Getting employees on board with security policy compliance and getting them to practice smart data handling behavior can be a challenge. Many employees don’t have a clue about the importance of their behavior in maintaining security, let alone the importance of maintaining strong security around data. Employee failure to follow security policies is the culprit in an estimated 40% of data losses. That’s often the consequence of poor or little employee security awareness training. An estimated 45% of respondents in a HIPAA Journal survey said that they don’t need to worry about cybersecurity safeguards because they don’t work in the IT department. That’s not just a data security problem, it’s a gateway to a cybersecurity disaster.

When considering data security risks, it’s also important to keep an eye out for malicious insiders as a source of data loss. A little over one-quarter of data loss in this study could be attributed to malicious insiders. A company’s proprietary data like customer records, formulas, blueprints, source code, playbooks, budgets, job bids, and other corporate secrets can do a lot of damage in the wrong hands, and it can also sell for a lot of money on the dark web. It takes security teams up to three days to discover and stop a malicious insider data theft incident that involves email. The more privileged the employee, the longer it can take (and the more damage they can do).

Employees that have recently left an organization or who have been terminated are a major data security threat, and they’re highly likely to send themselves data via an email on their way out.  An estimated 45% of employees download, save, or send work-related files before they leave their job. This happens most frequently in the tech, financial services, business consulting, and management sectors. They’ll take everything from client lists to trade secrets. Employees are most likely to steal data like intellectual property within 90 days of their resignation, with 70% of insider intellectual property thefts taking place in that window.

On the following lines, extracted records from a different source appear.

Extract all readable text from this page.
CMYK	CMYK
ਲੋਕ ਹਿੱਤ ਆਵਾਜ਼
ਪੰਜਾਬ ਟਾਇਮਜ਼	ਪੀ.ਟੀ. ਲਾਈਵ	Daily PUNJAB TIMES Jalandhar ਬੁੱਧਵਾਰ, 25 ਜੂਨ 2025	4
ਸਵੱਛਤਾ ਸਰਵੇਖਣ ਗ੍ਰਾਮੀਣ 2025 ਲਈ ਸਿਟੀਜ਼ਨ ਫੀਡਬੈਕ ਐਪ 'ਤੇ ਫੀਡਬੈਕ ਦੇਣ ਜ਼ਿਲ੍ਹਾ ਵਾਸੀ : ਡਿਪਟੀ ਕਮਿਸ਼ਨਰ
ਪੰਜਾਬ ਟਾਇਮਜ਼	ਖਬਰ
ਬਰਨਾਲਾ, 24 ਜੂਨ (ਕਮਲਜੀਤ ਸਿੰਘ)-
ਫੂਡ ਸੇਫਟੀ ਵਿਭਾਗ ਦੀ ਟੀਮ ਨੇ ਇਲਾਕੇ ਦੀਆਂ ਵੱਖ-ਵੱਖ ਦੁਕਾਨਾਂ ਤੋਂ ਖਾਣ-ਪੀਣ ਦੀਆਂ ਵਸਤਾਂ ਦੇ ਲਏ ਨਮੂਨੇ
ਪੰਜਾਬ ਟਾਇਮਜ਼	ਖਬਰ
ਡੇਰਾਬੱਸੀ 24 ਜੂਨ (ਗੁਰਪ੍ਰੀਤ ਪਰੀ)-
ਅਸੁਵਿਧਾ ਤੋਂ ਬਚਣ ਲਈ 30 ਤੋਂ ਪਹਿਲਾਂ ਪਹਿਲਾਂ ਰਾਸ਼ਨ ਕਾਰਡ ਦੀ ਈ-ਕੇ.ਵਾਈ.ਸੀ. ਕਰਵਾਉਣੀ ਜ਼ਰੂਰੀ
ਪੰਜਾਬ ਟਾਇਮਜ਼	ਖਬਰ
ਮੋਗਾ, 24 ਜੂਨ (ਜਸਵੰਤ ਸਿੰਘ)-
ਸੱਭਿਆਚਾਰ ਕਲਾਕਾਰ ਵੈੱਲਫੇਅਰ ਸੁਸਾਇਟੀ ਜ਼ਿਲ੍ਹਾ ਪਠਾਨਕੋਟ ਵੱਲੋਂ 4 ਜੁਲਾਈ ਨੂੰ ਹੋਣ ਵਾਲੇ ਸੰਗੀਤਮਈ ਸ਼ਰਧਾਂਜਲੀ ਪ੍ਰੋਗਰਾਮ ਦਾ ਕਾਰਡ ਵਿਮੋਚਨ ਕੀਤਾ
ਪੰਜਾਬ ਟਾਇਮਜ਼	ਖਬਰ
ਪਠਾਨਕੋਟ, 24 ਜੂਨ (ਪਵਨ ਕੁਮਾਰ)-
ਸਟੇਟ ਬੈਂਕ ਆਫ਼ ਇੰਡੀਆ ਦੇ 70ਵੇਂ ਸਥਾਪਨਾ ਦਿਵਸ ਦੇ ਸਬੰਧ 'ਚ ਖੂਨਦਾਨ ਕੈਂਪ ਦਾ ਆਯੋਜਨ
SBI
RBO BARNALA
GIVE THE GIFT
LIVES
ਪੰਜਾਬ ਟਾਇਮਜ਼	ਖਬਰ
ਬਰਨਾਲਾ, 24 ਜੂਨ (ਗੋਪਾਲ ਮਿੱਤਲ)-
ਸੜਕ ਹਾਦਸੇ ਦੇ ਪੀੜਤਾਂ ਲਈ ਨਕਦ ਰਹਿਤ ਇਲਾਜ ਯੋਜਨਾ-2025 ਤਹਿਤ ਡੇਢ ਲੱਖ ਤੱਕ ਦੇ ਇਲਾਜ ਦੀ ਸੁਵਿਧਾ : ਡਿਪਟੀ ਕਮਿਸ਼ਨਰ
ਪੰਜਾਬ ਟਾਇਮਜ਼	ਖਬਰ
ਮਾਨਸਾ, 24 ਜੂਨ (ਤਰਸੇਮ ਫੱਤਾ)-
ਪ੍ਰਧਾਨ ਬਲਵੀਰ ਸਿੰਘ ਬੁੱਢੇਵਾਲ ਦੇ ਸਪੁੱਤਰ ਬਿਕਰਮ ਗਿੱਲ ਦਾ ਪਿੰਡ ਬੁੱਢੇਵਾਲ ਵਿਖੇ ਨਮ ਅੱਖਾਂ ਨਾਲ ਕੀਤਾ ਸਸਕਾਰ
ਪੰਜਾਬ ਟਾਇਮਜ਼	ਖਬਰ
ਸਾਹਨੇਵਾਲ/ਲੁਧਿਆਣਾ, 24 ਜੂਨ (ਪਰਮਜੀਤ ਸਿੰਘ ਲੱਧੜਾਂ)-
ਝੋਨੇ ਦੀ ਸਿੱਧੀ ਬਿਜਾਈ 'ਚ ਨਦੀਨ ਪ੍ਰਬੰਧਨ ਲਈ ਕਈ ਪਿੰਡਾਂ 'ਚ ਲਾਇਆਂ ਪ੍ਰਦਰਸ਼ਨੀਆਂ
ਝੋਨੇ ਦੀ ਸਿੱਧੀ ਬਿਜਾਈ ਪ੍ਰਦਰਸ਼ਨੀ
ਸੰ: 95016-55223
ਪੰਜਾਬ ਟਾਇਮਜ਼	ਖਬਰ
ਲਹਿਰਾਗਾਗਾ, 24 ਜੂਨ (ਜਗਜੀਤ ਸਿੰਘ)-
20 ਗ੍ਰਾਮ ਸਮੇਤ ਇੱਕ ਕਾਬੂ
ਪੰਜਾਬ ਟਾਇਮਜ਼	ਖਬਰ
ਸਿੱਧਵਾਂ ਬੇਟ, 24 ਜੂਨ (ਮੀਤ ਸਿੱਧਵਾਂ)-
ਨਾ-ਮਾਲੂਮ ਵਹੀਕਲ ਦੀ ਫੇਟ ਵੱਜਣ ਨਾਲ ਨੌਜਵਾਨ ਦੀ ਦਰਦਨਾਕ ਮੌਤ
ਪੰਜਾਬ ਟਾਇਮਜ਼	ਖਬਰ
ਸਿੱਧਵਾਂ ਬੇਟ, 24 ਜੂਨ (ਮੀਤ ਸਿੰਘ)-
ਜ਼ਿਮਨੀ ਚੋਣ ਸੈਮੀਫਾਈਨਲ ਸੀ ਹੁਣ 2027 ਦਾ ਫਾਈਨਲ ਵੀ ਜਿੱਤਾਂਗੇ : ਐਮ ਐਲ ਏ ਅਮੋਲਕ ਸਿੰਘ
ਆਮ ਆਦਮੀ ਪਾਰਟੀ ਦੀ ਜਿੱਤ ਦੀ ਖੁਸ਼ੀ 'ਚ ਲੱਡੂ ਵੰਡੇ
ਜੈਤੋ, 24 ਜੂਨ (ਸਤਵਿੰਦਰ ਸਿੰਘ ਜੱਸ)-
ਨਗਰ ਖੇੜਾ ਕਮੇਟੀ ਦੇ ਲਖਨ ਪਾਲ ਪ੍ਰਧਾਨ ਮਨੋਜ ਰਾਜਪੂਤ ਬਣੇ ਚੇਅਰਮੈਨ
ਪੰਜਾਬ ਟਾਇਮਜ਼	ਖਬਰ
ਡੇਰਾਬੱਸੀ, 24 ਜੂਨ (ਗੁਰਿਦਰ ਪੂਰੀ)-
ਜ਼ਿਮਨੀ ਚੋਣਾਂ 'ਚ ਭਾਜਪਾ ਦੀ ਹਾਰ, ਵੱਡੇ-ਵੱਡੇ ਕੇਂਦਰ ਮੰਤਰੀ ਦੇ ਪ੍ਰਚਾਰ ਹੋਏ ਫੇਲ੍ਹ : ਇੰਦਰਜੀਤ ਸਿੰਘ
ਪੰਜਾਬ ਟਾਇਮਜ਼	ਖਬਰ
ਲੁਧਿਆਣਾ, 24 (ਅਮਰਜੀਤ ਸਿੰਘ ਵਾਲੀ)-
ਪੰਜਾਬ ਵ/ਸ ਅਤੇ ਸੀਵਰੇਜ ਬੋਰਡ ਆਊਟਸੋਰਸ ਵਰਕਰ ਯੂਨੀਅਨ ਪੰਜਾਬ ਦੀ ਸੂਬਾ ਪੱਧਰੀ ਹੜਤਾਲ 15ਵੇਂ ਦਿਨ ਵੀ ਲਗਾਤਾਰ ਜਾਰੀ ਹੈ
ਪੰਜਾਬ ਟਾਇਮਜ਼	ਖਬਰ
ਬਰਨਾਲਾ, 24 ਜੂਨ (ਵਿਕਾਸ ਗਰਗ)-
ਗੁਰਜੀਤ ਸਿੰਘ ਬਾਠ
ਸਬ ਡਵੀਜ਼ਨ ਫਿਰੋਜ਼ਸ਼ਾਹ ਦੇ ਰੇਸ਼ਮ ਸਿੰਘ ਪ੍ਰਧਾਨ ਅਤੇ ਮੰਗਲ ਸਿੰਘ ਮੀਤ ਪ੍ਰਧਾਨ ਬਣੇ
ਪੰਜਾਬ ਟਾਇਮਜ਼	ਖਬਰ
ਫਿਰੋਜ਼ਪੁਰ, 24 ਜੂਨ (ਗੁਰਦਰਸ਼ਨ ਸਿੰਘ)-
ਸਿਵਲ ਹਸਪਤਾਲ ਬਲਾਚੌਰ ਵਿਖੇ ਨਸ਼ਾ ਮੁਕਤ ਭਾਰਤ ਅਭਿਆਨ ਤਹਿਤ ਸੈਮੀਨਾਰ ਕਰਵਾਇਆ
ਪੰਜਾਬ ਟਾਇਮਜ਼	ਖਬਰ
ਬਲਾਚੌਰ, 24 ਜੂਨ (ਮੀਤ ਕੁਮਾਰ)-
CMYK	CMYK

Despite these risks, organizations do not have adequate training in place. While 61% of organizations say that they conduct security awareness training, only about half of them have programs that educate employees about the sensitivity and confidentiality of the company’s data. Failure to invest in security awareness training is a major barrier to security and compliance success. It’s overwhelmingly apparent that security and compliance awareness training works – and companies that engage in regular security awareness training have 70% fewer security incidents.